For the last sixteen years or so the film that launched Mario Bava as a director and Barbara Steele as the horror queen of the 1960s has mostly been seen in an 'in-between' form, as the export version The Mask of Satan. I first wrote about it in an MGM Video Savant essay from 1998 called Censorship for a celebrated Horror Film, using censor correspondence found in the files at MGM. Thanks to interest in Tim Lucas' original commentary, and through the help of then- Image Entertainment staffer Nathaniel Thompson, I reviewed the first Black Sunday DVD in 1999. Reissues eventually followed: Anchor Bay in 2007, Kino in 2012 (Blu-ray).
Let me refer readers to my review of last October's cancelled combo Blu-ray of Black Sunday and Black Sabbath for the basic details and differences in the European and A.I.P. cuts of Bava's great La maschera del demonio. Because Les Baxter's more aggressive and emphatic music score is how I saw the film before the advent of DVD, I have to say that this is for me the better version of the two. The obvious way to improve things would be to marry the uncut European version with the American audio track. Not only would the visuals be of a slightly better quality, we'd also get the extra footage of romantic material and the bits of gore scattered here and there.
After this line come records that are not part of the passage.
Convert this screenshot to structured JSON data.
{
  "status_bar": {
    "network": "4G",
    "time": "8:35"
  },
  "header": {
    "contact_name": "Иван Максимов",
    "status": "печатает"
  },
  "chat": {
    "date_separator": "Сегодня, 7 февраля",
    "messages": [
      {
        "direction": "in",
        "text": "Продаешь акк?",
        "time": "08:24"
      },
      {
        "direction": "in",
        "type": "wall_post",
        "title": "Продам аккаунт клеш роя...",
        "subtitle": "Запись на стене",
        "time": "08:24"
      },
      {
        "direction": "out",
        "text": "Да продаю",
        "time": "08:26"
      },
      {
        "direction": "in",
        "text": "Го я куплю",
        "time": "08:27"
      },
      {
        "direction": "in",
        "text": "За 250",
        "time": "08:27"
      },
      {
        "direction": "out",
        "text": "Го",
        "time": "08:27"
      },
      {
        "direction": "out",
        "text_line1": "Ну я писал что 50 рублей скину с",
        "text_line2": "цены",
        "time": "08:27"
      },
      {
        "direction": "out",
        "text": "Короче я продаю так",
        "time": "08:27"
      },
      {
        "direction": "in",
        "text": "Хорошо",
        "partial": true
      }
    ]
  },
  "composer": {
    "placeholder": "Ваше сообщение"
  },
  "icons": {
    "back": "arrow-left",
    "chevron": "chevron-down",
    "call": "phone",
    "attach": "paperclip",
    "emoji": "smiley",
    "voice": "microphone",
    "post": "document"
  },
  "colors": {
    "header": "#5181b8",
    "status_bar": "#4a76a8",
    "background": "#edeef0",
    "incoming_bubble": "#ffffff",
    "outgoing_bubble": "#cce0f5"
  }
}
Of course, if we want to get really radical with film history, someone could hire Ms. Steele to dub her entire part and produce a full new audio track, with Les Baxter's music, new voices and a fantastic new set of sound effects. I'm sure I'd love it for the first three viewings... and then wonder where Paul Frees went. 1
What a great opportunity for an unsolicited personal indulgence... if you discovered Mario Bava in the 1990s, there's a small chance you might like to know how we older fans discovered him in eons past. If not, check out the earlier review or skip on down to the quality notes below.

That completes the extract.